■企画制作・実施: unworkshop(鈴木順平)
■実施場所: Panasonic Creative Museum AkeruE
■ゲスト:
鵜久森 洋生(松山工業株式会社 )
野崎 ゆうか(株式会社クロップオザキ)
■素材協力: 順不同
松山工業株式会社 様
株式会社クロップオザキ 様
株式会社サイマコーポレーション 様
株式会社新和 様
株式会社 SHINDO 様
株式会社サンゲツ 様
有功社シトー貿易株式会社 様
このワークショップについて
本ワークショップは、工場や卸の現場などで生まれてしまう端材(はざい)、未利用品を“はじっこ”というキャラクターに見立て、日常の工作シーンのお供として持ち歩ける家型のポーチに入れることで、あまった素材をすぐ捨てるのではなく、彼らのもつ魅力に今一度気づいてもらおうというワークショップです。
日々自身の工場などで生まれてしまう端材の寄付活動を行なっている鵜久森 洋生(松山工業株式会社 )さん方と協力し、本ワークショップを設計いたしました。
本ワークショップでは下記のステップで進行いたしました。
①はじっこにくわしくなる
ワークショップではまずマインドセット(心構え)を作るところから始まります。
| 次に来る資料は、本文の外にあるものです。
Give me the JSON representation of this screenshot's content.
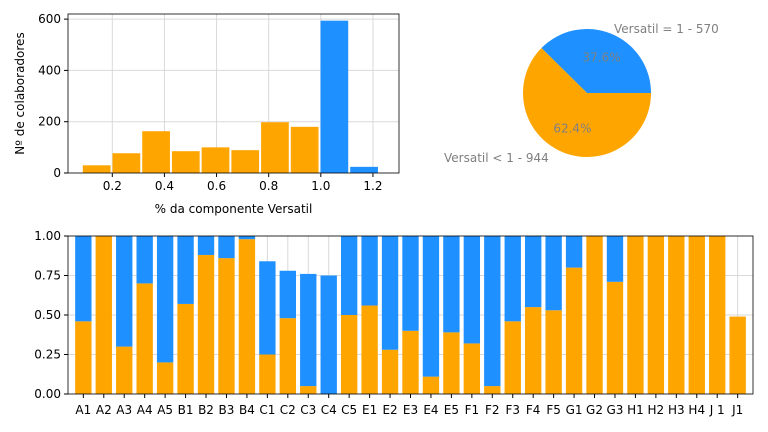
{
  "colors": {
    "orange": "#FFA500",
    "blue": "#1E90FF",
    "grid": "#d9d9d9",
    "label_gray": "#808080"
  },
  "chart_data": [
    {
      "type": "bar",
      "subtype": "histogram",
      "xlabel": "% da componente Versatil",
      "ylabel": "Nº de colaboradores",
      "xlim": [
        0.03,
        1.3
      ],
      "ylim": [
        0,
        620
      ],
      "xticks": [
        0.2,
        0.4,
        0.6,
        0.8,
        1.0,
        1.2
      ],
      "yticks": [
        0,
        200,
        400,
        600
      ],
      "xtick_labels": [
        "0.2",
        "0.4",
        "0.6",
        "0.8",
        "1.0",
        "1.2"
      ],
      "ytick_labels": [
        "0",
        "200",
        "400",
        "600"
      ],
      "grid": true,
      "bins": [
        {
          "x0": 0.083,
          "x1": 0.197,
          "value": 30,
          "color": "orange"
        },
        {
          "x0": 0.197,
          "x1": 0.311,
          "value": 77,
          "color": "orange"
        },
        {
          "x0": 0.311,
          "x1": 0.425,
          "value": 163,
          "color": "orange"
        },
        {
          "x0": 0.425,
          "x1": 0.539,
          "value": 85,
          "color": "orange"
        },
        {
          "x0": 0.539,
          "x1": 0.653,
          "value": 100,
          "color": "orange"
        },
        {
          "x0": 0.653,
          "x1": 0.767,
          "value": 89,
          "color": "orange"
        },
        {
          "x0": 0.767,
          "x1": 0.881,
          "value": 198,
          "color": "orange"
        },
        {
          "x0": 0.881,
          "x1": 0.995,
          "value": 180,
          "color": "orange"
        },
        {
          "x0": 0.995,
          "x1": 1.109,
          "value": 594,
          "color": "blue"
        },
        {
          "x0": 1.109,
          "x1": 1.223,
          "value": 24,
          "color": "blue"
        }
      ]
    },
    {
      "type": "pie",
      "slices": [
        {
          "label": "Versatil = 1 - 570",
          "value": 37.6,
          "pct_label": "37.6%",
          "color": "blue"
        },
        {
          "label": "Versatil < 1 - 944",
          "value": 62.4,
          "pct_label": "62.4%",
          "color": "orange"
        }
      ]
    },
    {
      "type": "bar",
      "subtype": "stacked",
      "categories": [
        "A1",
        "A2",
        "A3",
        "A4",
        "A5",
        "B1",
        "B2",
        "B3",
        "B4",
        "C1",
        "C2",
        "C3",
        "C4",
        "C5",
        "E1",
        "E2",
        "E3",
        "E4",
        "E5",
        "F1",
        "F2",
        "F3",
        "F4",
        "F5",
        "G1",
        "G2",
        "G3",
        "H1",
        "H2",
        "H3",
        "H4",
        "J 1",
        "J1"
      ],
      "ylim": [
        0,
        1.0
      ],
      "yticks": [
        0,
        0.25,
        0.5,
        0.75,
        1.0
      ],
      "ytick_labels": [
        "0.00",
        "0.25",
        "0.50",
        "0.75",
        "1.00"
      ],
      "grid": true,
      "series": [
        {
          "color": "orange",
          "values": [
            0.46,
            1.0,
            0.3,
            0.7,
            0.2,
            0.57,
            0.88,
            0.86,
            0.98,
            0.25,
            0.48,
            0.05,
            0.0,
            0.5,
            0.56,
            0.28,
            0.4,
            0.11,
            0.39,
            0.32,
            0.05,
            0.46,
            0.55,
            0.53,
            0.8,
            1.0,
            0.71,
            1.0,
            1.0,
            1.0,
            1.0,
            1.0,
            0.49
          ]
        },
        {
          "color": "blue",
          "values": [
            0.54,
            0.0,
            0.7,
            0.3,
            0.8,
            0.43,
            0.12,
            0.14,
            0.02,
            0.59,
            0.3,
            0.71,
            0.75,
            0.5,
            0.44,
            0.72,
            0.6,
            0.89,
            0.61,
            0.68,
            0.95,
            0.54,
            0.45,
            0.47,
            0.2,
            0.0,
            0.29,
            0.0,
            0.0,
            0.0,
            0.0,
            0.0,
            0.0
          ]
        }
      ]
    }
  ]
}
不用品を利用しようという「指示」ではなく、端材が生まれる理由や、それらがどのような扱いになっているのか、そしてどんな魅力があるのか、を自身の工場や卸の現場で目の当たりにしていて、なおかつ、その素材たちを愛している、鵜久森さん(写真左)、野崎さん(写真右)のお二人に語っていただきました。
②家型ポーチを組み立てる
ワークショップ全体を「素材の森への昆虫採集」をコンセプトとしており、はじっこたちが入る家型ポーチは虫カゴにあたりますが、カゴは「閉じ込める」というネガティブなニュアンスが出てしまい、中に入れていく素材たちに愛着が持ちづらくなるのではと考え、カゴ機能を持ちつつ、おままごとの要素をもつ家型ポーチとしました。
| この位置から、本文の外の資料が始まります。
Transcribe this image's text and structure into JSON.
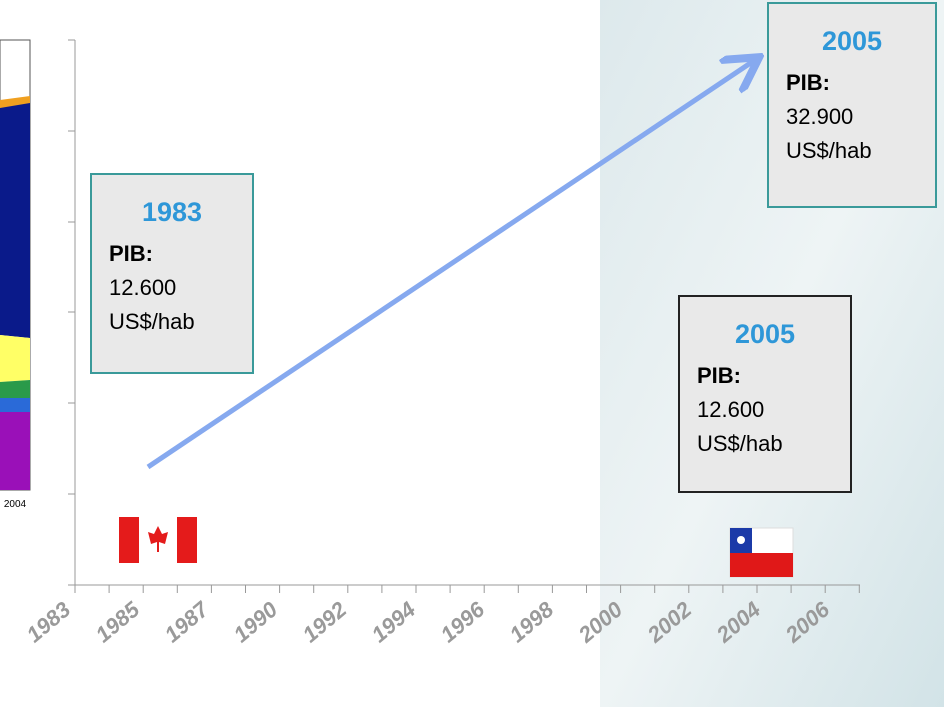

ワークショップ全体の時間を考え、愛着を持ってもらう必要はあるので、カゴの組み立ては自身で行う必要がありましたが、時間はあまり避けなかったので、最低限の組み立て量としました。
カゴ自体は3Dプリンターで仕上げており、ワンタッチで両面のアクリルカバーが閉じる仕組みになっています。
③はじっこの公園にでかけ、端材をつかまえる
作ったポーチを片手に、素材の森に出かけ、端材たちをつかまえにいきます。
協力企業様からご提供いただいた素材たちは、ただ並べるのではなく、組まれた什器の中に様々な置かれ方をしています。バケツをひっくり返す必要があったり、筒の中だったり、あるいは手をのばさないと届かない隙間にも置かれています。
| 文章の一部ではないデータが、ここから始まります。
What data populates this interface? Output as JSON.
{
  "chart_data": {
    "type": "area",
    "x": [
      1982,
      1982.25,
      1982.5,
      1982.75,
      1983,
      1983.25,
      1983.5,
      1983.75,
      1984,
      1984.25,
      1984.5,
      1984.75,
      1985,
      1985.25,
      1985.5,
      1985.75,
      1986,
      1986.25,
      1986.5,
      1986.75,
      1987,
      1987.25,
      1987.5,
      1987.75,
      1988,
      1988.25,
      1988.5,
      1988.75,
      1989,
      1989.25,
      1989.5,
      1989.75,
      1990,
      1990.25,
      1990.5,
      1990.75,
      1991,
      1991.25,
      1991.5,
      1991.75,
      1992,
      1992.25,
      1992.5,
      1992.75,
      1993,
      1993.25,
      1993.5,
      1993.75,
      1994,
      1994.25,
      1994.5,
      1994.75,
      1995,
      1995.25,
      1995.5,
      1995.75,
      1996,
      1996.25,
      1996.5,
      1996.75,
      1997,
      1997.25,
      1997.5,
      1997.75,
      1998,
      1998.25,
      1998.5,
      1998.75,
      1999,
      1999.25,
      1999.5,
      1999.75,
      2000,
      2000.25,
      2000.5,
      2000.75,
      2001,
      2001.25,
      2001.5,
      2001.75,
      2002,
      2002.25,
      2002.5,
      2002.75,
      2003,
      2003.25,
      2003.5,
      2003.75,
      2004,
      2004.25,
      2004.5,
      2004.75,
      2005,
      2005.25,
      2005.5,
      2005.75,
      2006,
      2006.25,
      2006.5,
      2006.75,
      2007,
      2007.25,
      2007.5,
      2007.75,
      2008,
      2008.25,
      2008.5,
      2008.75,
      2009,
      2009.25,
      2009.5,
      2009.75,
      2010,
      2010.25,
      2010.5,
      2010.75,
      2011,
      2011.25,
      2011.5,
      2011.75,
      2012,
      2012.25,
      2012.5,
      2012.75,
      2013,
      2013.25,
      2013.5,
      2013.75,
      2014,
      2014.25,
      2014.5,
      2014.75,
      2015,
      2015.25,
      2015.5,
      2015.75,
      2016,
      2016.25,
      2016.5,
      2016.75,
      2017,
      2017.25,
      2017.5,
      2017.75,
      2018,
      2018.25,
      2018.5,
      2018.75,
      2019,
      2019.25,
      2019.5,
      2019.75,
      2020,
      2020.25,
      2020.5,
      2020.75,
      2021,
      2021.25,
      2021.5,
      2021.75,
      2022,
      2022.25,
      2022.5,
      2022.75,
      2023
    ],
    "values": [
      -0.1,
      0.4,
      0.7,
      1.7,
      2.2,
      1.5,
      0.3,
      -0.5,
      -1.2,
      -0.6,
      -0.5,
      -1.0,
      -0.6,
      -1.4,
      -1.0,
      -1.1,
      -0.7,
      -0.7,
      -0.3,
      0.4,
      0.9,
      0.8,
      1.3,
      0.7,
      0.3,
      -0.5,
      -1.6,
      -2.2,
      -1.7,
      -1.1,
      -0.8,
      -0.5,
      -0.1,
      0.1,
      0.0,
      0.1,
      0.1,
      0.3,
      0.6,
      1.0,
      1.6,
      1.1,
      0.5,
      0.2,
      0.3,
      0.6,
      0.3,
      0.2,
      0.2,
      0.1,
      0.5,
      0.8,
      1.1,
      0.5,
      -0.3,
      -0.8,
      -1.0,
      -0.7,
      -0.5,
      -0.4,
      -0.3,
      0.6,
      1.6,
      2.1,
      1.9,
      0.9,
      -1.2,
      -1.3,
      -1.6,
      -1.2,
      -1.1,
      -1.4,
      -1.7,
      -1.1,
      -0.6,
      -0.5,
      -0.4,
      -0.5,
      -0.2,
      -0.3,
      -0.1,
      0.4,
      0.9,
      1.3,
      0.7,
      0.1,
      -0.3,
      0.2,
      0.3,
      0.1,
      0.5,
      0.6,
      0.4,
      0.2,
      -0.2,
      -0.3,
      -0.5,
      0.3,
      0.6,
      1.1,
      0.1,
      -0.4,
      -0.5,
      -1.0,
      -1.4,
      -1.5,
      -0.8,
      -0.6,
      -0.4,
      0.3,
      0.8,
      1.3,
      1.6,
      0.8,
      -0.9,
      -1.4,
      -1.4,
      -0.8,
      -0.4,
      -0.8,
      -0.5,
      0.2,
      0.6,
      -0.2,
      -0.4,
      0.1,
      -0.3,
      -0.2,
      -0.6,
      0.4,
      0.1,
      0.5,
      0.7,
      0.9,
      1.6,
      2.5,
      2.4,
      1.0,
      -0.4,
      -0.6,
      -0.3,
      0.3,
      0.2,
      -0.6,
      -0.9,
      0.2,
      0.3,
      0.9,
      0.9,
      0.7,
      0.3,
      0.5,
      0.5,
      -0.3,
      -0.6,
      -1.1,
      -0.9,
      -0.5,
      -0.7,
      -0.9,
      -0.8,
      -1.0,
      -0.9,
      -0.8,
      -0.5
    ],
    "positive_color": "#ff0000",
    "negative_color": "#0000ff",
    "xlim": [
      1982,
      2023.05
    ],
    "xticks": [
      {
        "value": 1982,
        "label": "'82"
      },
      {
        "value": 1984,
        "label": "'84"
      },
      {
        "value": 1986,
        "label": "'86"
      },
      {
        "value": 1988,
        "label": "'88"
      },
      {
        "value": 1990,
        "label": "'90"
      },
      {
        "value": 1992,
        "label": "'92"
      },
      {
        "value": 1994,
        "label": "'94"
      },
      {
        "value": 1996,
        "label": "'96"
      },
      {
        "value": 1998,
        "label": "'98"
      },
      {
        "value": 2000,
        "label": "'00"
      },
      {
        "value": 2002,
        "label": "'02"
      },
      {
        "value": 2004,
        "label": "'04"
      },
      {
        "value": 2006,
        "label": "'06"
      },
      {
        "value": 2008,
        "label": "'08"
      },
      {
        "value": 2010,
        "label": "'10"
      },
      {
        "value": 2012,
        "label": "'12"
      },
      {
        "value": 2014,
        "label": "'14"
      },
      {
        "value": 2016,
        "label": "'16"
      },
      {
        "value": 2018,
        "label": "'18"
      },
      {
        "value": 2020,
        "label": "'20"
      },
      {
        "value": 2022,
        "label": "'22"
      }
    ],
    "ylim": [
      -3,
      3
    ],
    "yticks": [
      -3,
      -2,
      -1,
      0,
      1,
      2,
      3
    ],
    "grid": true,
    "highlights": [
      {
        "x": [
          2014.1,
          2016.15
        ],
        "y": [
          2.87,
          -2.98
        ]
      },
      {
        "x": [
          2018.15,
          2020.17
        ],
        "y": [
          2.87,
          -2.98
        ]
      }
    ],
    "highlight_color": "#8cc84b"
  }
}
身体的なアクションを伴って見つけた素材は、例え他と似た形であっても愛着がわくものです。
④素材に目や口をつけ、はじっこにし、ポーチにいれる
最後は見つけた素材たちに目や口をつけ、はじっこにします。
本ワークショップで大事にしているのは、「長い時間と複雑な工程を経て生まれる愛着」というより、『「出会い方」や「持ち帰り方」に重点を置き、些細な操作で思想・考え方をポジティブにしていく』という体験のデザインをおこなっています。